Paper Structure (55 sections, 5 equations, 10 figures, 9 tables)

This paper contains 55 sections, 5 equations, 10 figures, 9 tables.

Figures (10)

  • Figure 1: Bridging semantic alignment and physical plausibility. (Top) Despite high semantic fidelity, existing editing models frequently violate physical principles. (Bottom) Traditional image editing treats editing as a black box, learning a discrete mapping with underspecified constraints. Our approach reformulates editing as a Physical State Transition, leveraging continuous dynamics to constrain the state transition space from unreal hallucinations to physically valid trajectories.
  • Figure 2: Overview of the PhysicTran38K construction pipeline.

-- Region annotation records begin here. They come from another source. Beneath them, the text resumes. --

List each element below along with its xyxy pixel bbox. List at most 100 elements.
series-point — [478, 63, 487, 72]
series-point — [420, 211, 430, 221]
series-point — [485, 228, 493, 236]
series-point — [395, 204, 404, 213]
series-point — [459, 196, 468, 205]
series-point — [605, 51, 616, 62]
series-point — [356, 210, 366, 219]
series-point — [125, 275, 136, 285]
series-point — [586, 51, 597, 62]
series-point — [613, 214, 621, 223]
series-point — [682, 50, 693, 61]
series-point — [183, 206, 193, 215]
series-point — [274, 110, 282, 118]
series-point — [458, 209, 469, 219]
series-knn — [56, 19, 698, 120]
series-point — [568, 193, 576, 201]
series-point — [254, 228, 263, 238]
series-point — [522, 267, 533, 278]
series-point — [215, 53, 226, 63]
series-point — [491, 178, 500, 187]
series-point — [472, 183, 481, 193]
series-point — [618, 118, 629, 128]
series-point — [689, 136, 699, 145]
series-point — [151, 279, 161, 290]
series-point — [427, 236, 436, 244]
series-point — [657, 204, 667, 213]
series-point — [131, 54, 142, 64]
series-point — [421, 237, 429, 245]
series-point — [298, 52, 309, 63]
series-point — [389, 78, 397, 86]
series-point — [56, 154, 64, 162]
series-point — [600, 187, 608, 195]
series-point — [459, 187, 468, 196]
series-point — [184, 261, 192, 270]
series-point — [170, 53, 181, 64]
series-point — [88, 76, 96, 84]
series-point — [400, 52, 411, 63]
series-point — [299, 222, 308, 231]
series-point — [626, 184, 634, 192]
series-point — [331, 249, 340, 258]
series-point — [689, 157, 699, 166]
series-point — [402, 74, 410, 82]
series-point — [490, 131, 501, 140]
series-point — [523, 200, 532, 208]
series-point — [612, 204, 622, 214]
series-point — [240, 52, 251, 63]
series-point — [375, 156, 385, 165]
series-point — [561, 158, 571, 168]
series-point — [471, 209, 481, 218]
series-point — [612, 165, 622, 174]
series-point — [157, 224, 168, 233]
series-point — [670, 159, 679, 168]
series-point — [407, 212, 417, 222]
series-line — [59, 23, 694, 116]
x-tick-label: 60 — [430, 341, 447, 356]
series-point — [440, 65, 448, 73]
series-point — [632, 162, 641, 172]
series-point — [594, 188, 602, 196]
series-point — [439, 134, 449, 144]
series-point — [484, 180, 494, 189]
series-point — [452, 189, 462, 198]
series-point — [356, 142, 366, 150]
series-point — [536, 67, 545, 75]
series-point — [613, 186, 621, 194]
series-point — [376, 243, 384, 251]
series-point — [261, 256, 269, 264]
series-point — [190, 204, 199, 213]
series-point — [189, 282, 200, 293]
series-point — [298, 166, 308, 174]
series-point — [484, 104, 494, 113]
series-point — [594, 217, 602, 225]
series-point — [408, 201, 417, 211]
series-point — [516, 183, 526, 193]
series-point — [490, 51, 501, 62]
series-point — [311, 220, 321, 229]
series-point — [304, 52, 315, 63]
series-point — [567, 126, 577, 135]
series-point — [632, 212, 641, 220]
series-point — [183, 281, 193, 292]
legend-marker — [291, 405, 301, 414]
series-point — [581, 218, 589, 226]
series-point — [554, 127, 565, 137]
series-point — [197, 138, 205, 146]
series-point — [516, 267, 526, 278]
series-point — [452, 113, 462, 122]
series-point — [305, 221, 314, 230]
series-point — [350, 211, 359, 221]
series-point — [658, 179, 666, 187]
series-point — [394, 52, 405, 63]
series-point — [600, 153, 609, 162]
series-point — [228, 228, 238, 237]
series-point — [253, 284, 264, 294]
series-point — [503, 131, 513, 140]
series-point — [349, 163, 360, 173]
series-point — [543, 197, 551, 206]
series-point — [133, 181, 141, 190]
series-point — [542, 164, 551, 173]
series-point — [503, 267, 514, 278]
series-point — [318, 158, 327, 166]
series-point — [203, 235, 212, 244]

Starting from hierarchical physics categories, we synthesize videos using Wan2.2-T2V-A14B, filtered by ViPE with an adaptive strategy to preserve high-dynamic transitions. Candidate videos conduct principle-driven verification by GPT-5-mini, adhering to a rigorous retention rule. Finally, Qwen2.5-VL-7B performs constraint-aware annotation, generating instructions and structured reasoning while incorporating verification results to prevent hallucinations.
  • Figure 3: Overview of the PhysicEdit framework.(a) Training: We distill physical transition priors from video data into learnable transition queries. These queries are supervised by complementary visual features extracted from intermediate keyframes. (b) Inference: PhysicEdit follows a sequential workflow. The frozen MLLM first generates physically-grounded reasoning, which is then concatenated with the learned transition queries to serve as the condition for the diffusion backbone.
  • Figure 4: Qualitative comparison on PICABench. We visualize editing results across diverse physical domains, including Optics, Mechanics, Global State, and Local State. Compared to the backbone Qwen-Image-Edit and proprietary models, PhysicEdit consistently generates more physically plausible and visually natural results, avoiding the physical inconsistencies observed in baseline methods.
  • Figure 5: More detailed illustrations on Mechanical, Biological and Thermal data.